The half you gave me of Typhon’s power was the dark half,
While my brother’s was the light half.
Together, the halves were neutral, and therefore Typhon could not use it.
But by splitting it in half, you awakened the two separate forces within.

“Typhon foresaw this, and now his plan has reached fruition:
You have created a harbinger of doom,
A demon to rival the gods.
I shall create an army, and release Typhon and his brood from their dark prison.
Hell on Earth and all worlds shall become the norm.”

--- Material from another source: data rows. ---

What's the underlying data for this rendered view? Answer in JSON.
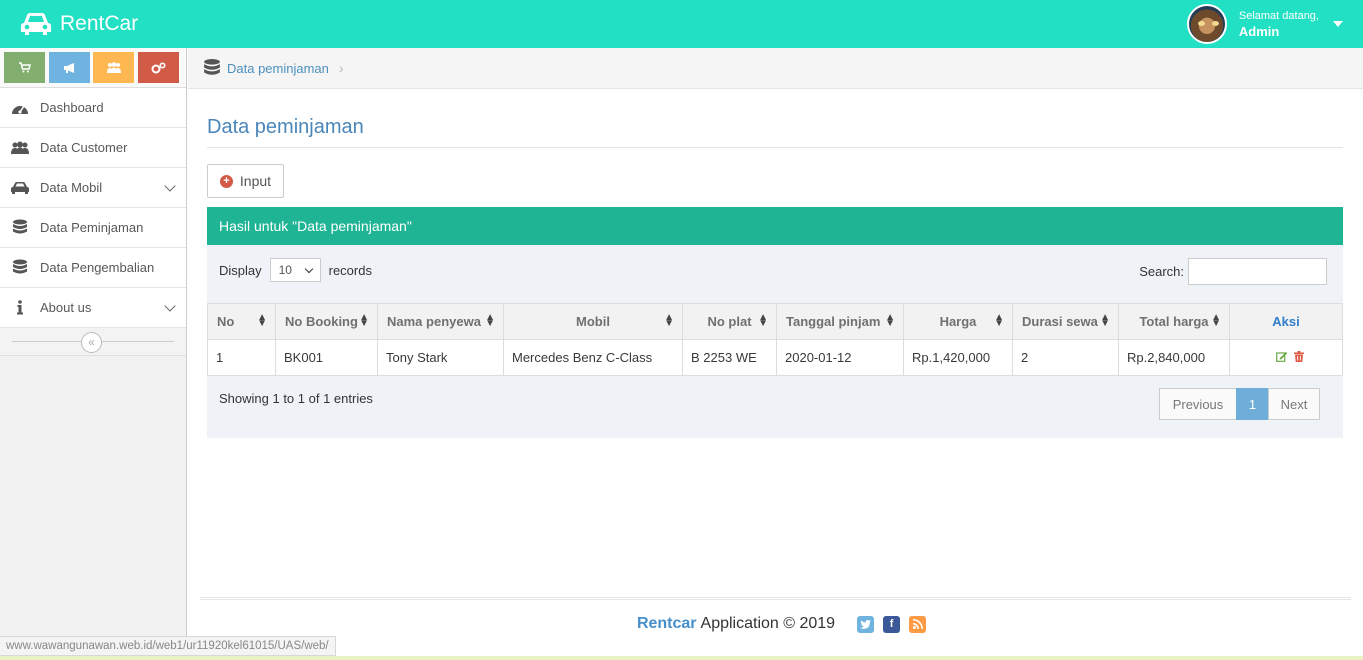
{
  "app": {
    "name": "RentCar"
  },
  "user": {
    "greeting": "Selamat datang,",
    "name": "Admin"
  },
  "sidebar": {
    "shortcuts": [
      {
        "icon": "cart-icon",
        "color": "#82af6f"
      },
      {
        "icon": "bullhorn-icon",
        "color": "#6fb3e0"
      },
      {
        "icon": "users-icon",
        "color": "#ffb752"
      },
      {
        "icon": "cogs-icon",
        "color": "#d15b47"
      }
    ],
    "items": [
      {
        "label": "Dashboard",
        "icon": "tachometer-icon"
      },
      {
        "label": "Data Customer",
        "icon": "users-icon"
      },
      {
        "label": "Data Mobil",
        "icon": "car-icon"
      },
      {
        "label": "Data Peminjaman",
        "icon": "database-icon"
      },
      {
        "label": "Data Pengembalian",
        "icon": "database-icon"
      },
      {
        "label": "About us",
        "icon": "info-icon"
      }
    ],
    "collapse_glyph": "«"
  },
  "breadcrumb": {
    "label": "Data peminjaman",
    "separator": "›"
  },
  "page": {
    "title": "Data peminjaman",
    "input_button": "Input",
    "panel_title": "Hasil untuk \"Data peminjaman\""
  },
  "table": {
    "display_label": "Display",
    "display_value": "10",
    "records_label": "records",
    "search_label": "Search:",
    "headers": [
      "No",
      "No Booking",
      "Nama penyewa",
      "Mobil",
      "No plat",
      "Tanggal pinjam",
      "Harga",
      "Durasi sewa",
      "Total harga",
      "Aksi"
    ],
    "rows": [
      [
        "1",
        "BK001",
        "Tony Stark",
        "Mercedes Benz C-Class",
        "B 2253 WE",
        "2020-01-12",
        "Rp.1,420,000",
        "2",
        "Rp.2,840,000"
      ]
    ],
    "info": "Showing 1 to 1 of 1 entries",
    "pager": {
      "previous": "Previous",
      "current": "1",
      "next": "Next"
    }
  },
  "footer": {
    "brand": "Rentcar",
    "text": "Application © 2019",
    "social": [
      "twitter-icon",
      "facebook-icon",
      "rss-icon"
    ]
  },
  "statusbar": {
    "url": "www.wawangunawan.web.id/web1/ur11920kel61015/UAS/web/"
  },
  "colors": {
    "navbar": "#22e0c4",
    "panel_header": "#1fb493",
    "title": "#4a86b8"
  }
}
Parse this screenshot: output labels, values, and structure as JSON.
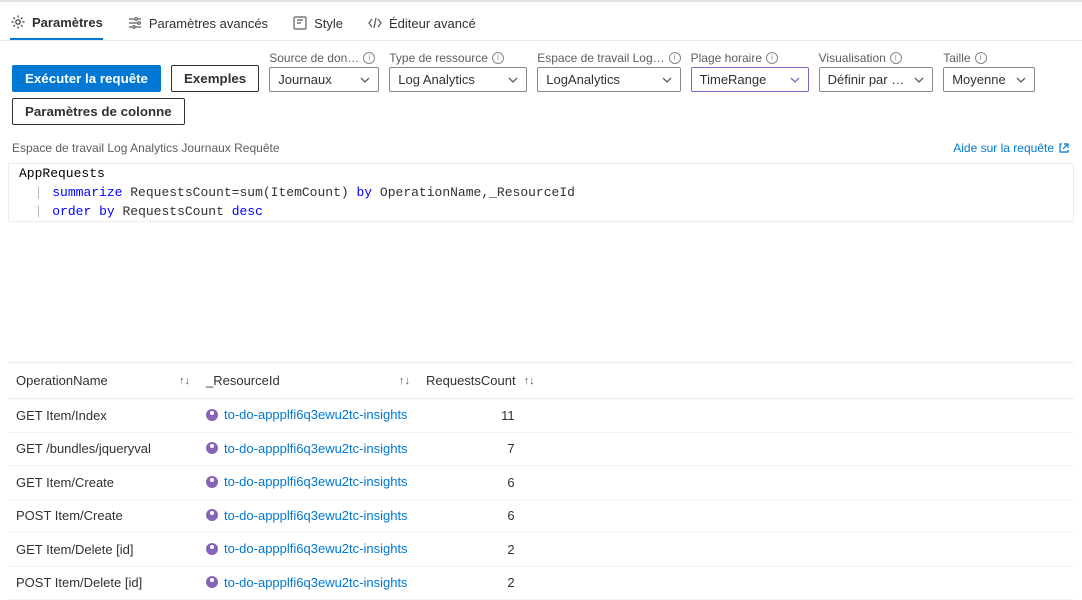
{
  "tabs": {
    "settings": "Paramètres",
    "advanced_settings": "Paramètres avancés",
    "style": "Style",
    "advanced_editor": "Éditeur avancé"
  },
  "toolbar": {
    "run_query": "Exécuter la requête",
    "samples": "Exemples",
    "column_settings": "Paramètres de colonne",
    "datasource": {
      "label": "Source de don…",
      "value": "Journaux"
    },
    "resource_type": {
      "label": "Type de ressource",
      "value": "Log Analytics"
    },
    "workspace": {
      "label": "Espace de travail Log…",
      "value": "LogAnalytics"
    },
    "time_range": {
      "label": "Plage horaire",
      "value": "TimeRange"
    },
    "visualization": {
      "label": "Visualisation",
      "value": "Définir par …"
    },
    "size": {
      "label": "Taille",
      "value": "Moyenne"
    }
  },
  "breadcrumb": "Espace de travail Log Analytics Journaux Requête",
  "help_link": "Aide sur la requête",
  "query": {
    "line1": "AppRequests",
    "l2_kw": "summarize",
    "l2_rest": " RequestsCount=sum(ItemCount) ",
    "l2_by": "by",
    "l2_cols": " OperationName,_ResourceId",
    "l3_order": "order",
    "l3_by": "by",
    "l3_rest": " RequestsCount ",
    "l3_desc": "desc"
  },
  "columns": {
    "operation": "OperationName",
    "resource": "_ResourceId",
    "count": "RequestsCount"
  },
  "rows": [
    {
      "op": "GET Item/Index",
      "res": "to-do-appplfi6q3ewu2tc-insights",
      "count": "11"
    },
    {
      "op": "GET /bundles/jqueryval",
      "res": "to-do-appplfi6q3ewu2tc-insights",
      "count": "7"
    },
    {
      "op": "GET Item/Create",
      "res": "to-do-appplfi6q3ewu2tc-insights",
      "count": "6"
    },
    {
      "op": "POST Item/Create",
      "res": "to-do-appplfi6q3ewu2tc-insights",
      "count": "6"
    },
    {
      "op": "GET Item/Delete [id]",
      "res": "to-do-appplfi6q3ewu2tc-insights",
      "count": "2"
    },
    {
      "op": "POST Item/Delete [id]",
      "res": "to-do-appplfi6q3ewu2tc-insights",
      "count": "2"
    }
  ]
}
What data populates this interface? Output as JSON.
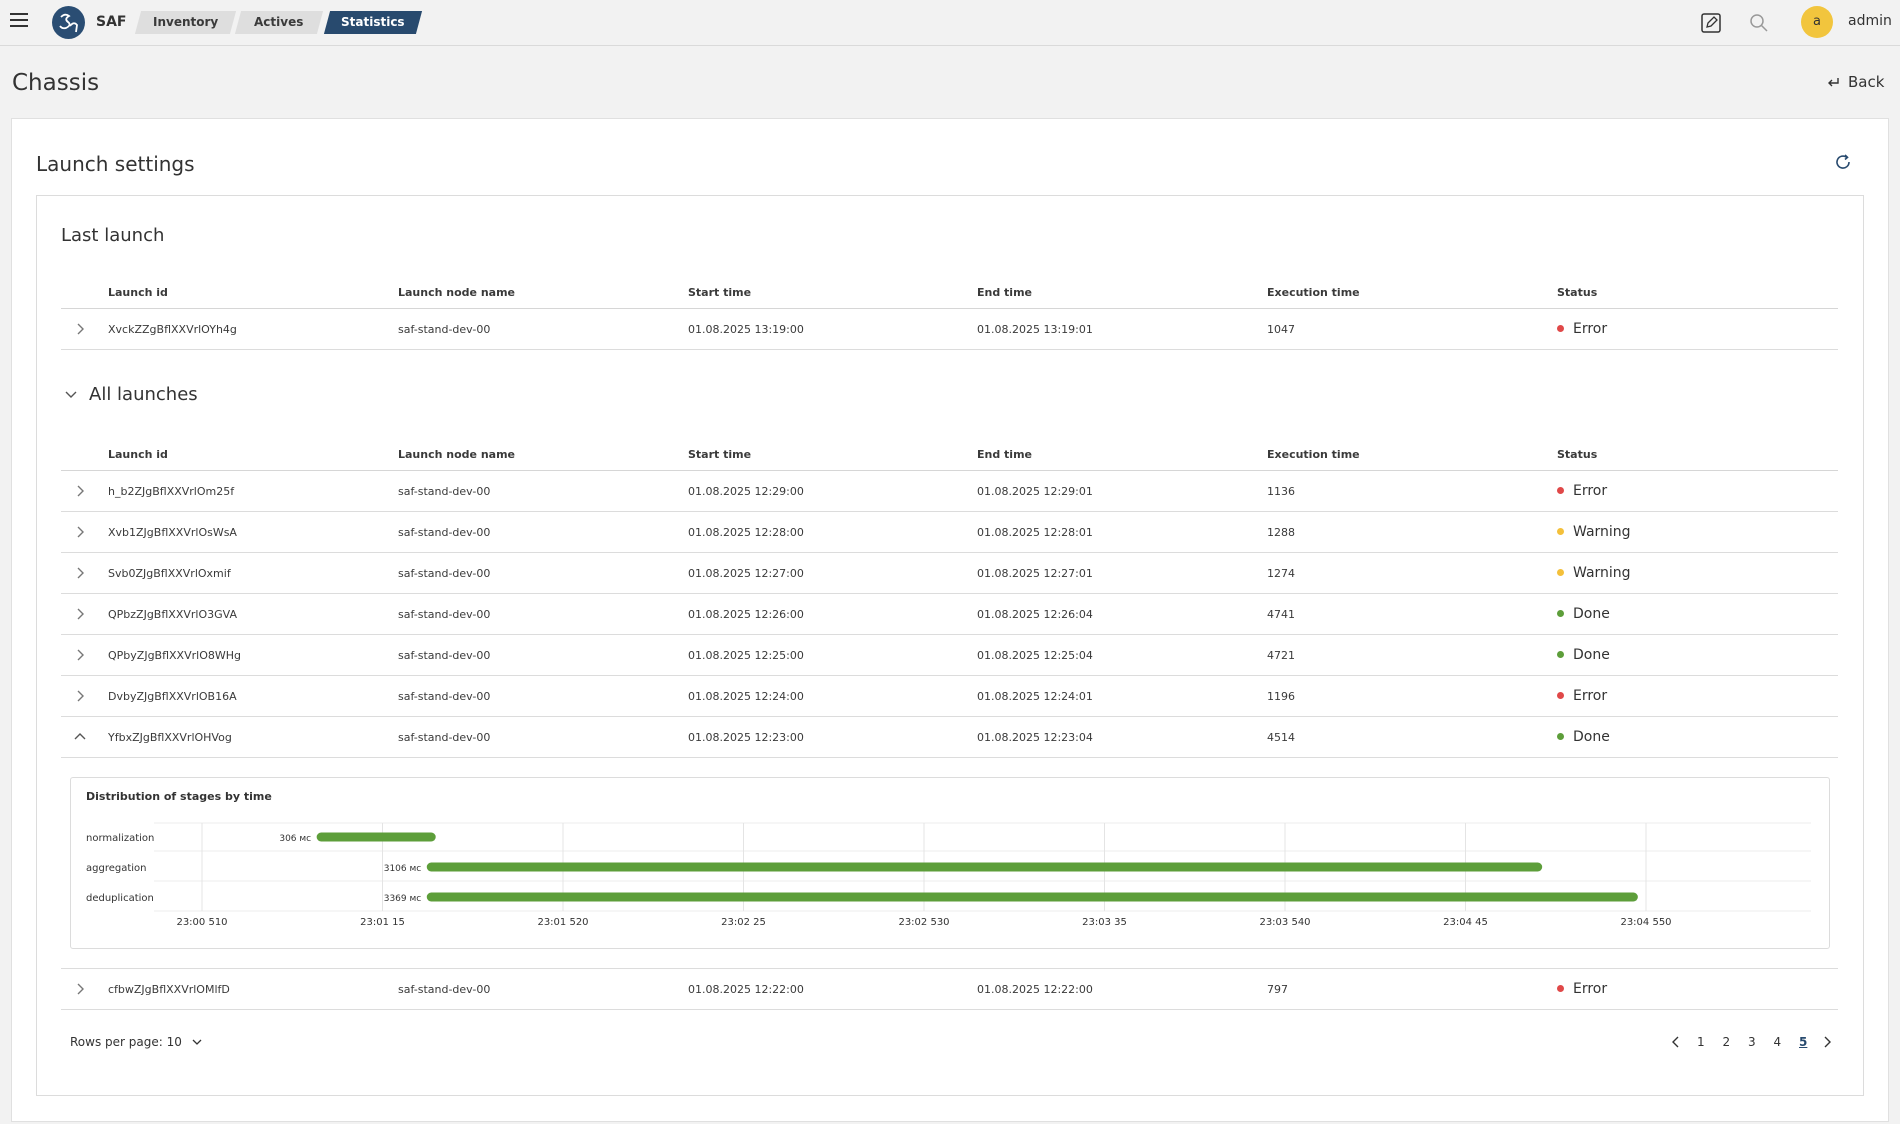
{
  "header": {
    "app_name": "SAF",
    "tabs": [
      {
        "label": "Inventory",
        "active": false
      },
      {
        "label": "Actives",
        "active": false
      },
      {
        "label": "Statistics",
        "active": true
      }
    ],
    "user": {
      "avatar_letter": "a",
      "name": "admin"
    },
    "icons": [
      "menu-icon",
      "edit-icon",
      "search-icon"
    ]
  },
  "page": {
    "title": "Chassis",
    "back_label": "Back"
  },
  "launch_settings": {
    "title": "Launch settings",
    "columns": [
      "Launch id",
      "Launch node name",
      "Start time",
      "End time",
      "Execution time",
      "Status"
    ],
    "last_launch": {
      "title": "Last launch",
      "rows": [
        {
          "id": "XvckZZgBflXXVrlOYh4g",
          "node": "saf-stand-dev-00",
          "start": "01.08.2025 13:19:00",
          "end": "01.08.2025 13:19:01",
          "exec": "1047",
          "status": "Error"
        }
      ]
    },
    "all_launches": {
      "title": "All launches",
      "rows": [
        {
          "id": "h_b2ZJgBflXXVrlOm25f",
          "node": "saf-stand-dev-00",
          "start": "01.08.2025 12:29:00",
          "end": "01.08.2025 12:29:01",
          "exec": "1136",
          "status": "Error"
        },
        {
          "id": "Xvb1ZJgBflXXVrlOsWsA",
          "node": "saf-stand-dev-00",
          "start": "01.08.2025 12:28:00",
          "end": "01.08.2025 12:28:01",
          "exec": "1288",
          "status": "Warning"
        },
        {
          "id": "Svb0ZJgBflXXVrlOxmif",
          "node": "saf-stand-dev-00",
          "start": "01.08.2025 12:27:00",
          "end": "01.08.2025 12:27:01",
          "exec": "1274",
          "status": "Warning"
        },
        {
          "id": "QPbzZJgBflXXVrlO3GVA",
          "node": "saf-stand-dev-00",
          "start": "01.08.2025 12:26:00",
          "end": "01.08.2025 12:26:04",
          "exec": "4741",
          "status": "Done"
        },
        {
          "id": "QPbyZJgBflXXVrlO8WHg",
          "node": "saf-stand-dev-00",
          "start": "01.08.2025 12:25:00",
          "end": "01.08.2025 12:25:04",
          "exec": "4721",
          "status": "Done"
        },
        {
          "id": "DvbyZJgBflXXVrlOB16A",
          "node": "saf-stand-dev-00",
          "start": "01.08.2025 12:24:00",
          "end": "01.08.2025 12:24:01",
          "exec": "1196",
          "status": "Error"
        },
        {
          "id": "YfbxZJgBflXXVrlOHVog",
          "node": "saf-stand-dev-00",
          "start": "01.08.2025 12:23:00",
          "end": "01.08.2025 12:23:04",
          "exec": "4514",
          "status": "Done",
          "expanded": true
        }
      ],
      "after_rows": [
        {
          "id": "cfbwZJgBflXXVrlOMlfD",
          "node": "saf-stand-dev-00",
          "start": "01.08.2025 12:22:00",
          "end": "01.08.2025 12:22:00",
          "exec": "797",
          "status": "Error"
        }
      ]
    },
    "status_colors": {
      "Error": "#e04848",
      "Warning": "#f4c03a",
      "Done": "#5d9e3a"
    },
    "pagination": {
      "rows_per_page_label": "Rows per page: 10",
      "pages": [
        "1",
        "2",
        "3",
        "4",
        "5"
      ],
      "current_page": "5"
    }
  },
  "chart_data": {
    "type": "gantt",
    "title": "Distribution of stages by time",
    "x_ticks": [
      "23:00 510",
      "23:01 15",
      "23:01 520",
      "23:02 25",
      "23:02 530",
      "23:03 35",
      "23:03 540",
      "23:04 45",
      "23:04 550"
    ],
    "bar_color": "#5d9e3a",
    "series": [
      {
        "name": "normalization",
        "duration_label": "306 мс",
        "start_tick": 0.66,
        "end_tick": 1.27
      },
      {
        "name": "aggregation",
        "duration_label": "3106 мс",
        "start_tick": 1.27,
        "end_tick": 7.4
      },
      {
        "name": "deduplication",
        "duration_label": "3369 мс",
        "start_tick": 1.27,
        "end_tick": 7.93
      }
    ]
  }
}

And with that, he disappeared.
Hades was devastated, that his prized student had become an avatar for Typhon,
And he had failed in his duty as a god and a teacher.
But Shet comforted him and said,
“Do not fear, my lord, for I was not incompetent as you thought,
But merely did not use my powers, knowing their origins.
In truth, I am as strong as my brother, and will defeat him in a duel.
I love my brother, but I must do this, and alone too,
For although you may want to stop my brother too,
We share a power with different forces motivating it,
And shall take care of him myself.”

Shet left Hades, and traveled to where his brother was, the island of Crete.
There they dueled nonstop, using all powers at their disposal.
But after a full day of fighting, Shet distracted his brother with a false image of himself,
And while Amun was distracted, Shet finished the duel with a giant ball of energy.

As Amun lay weak and dying, he said to his brother,
“You are foolish, Shet. You have not defeated me yet.
For Persephone was not the only one I went after.
I have a child, and someday, many generations from now,
A descendant of mine shall rise and finish what I started.
Hell on Earth shall rise someday.”

And with this last dying prophecy,
For Shet sensed the power of unbreakable prophecy was in the words,
Amun died, and instead of to the Underworld, Amun went directly to Typhon’s cell,
And merged his soul with Typhon.

No one knows, many years after the battle of the brothers took place,
If what Amun said was actually a true prophecy or not.
Shet went to Macedonia, where he started a family,
And his children had powers too.
As the generations passed, children, descendants of Shet,
Had the possibility to be born with his powers, and some did,
Many appearing in each generation.

As for Amun’s claim of a child, not a child, or its mother, could be found.
Many of the people on the isle of Crete reported seeing a woman with golden hair,
Fleeing the scene of the duel after Amun was killed.
Some say it was a young woman in the midst of pregnancy,
Others say the woman had a baby in her arms,
And yet others say it couldn’t have been a girl more than six years old.

Did Amun’s child exist?
And if so, did it carry the burden of the black prophecy on its back?
And through it, the child’s descendants?
Not even the gods know.
So Shet’s descendants, known today as the Hadean Children,
For Hades is responsible for giving them their powers and their fame,
Continue to exist.
Although the story of Shet and Amun is true,
Many differ on whether or not Amun’s descendants exist.
And if they do, whether or not one of them will someday be born,
With the potential to release Typhon,
And destroy the world.

The author's comments:
I am a huge fan of mythology, particularly Greek mythology, and I also have a thing for death gods. This poem might make a good campfire story.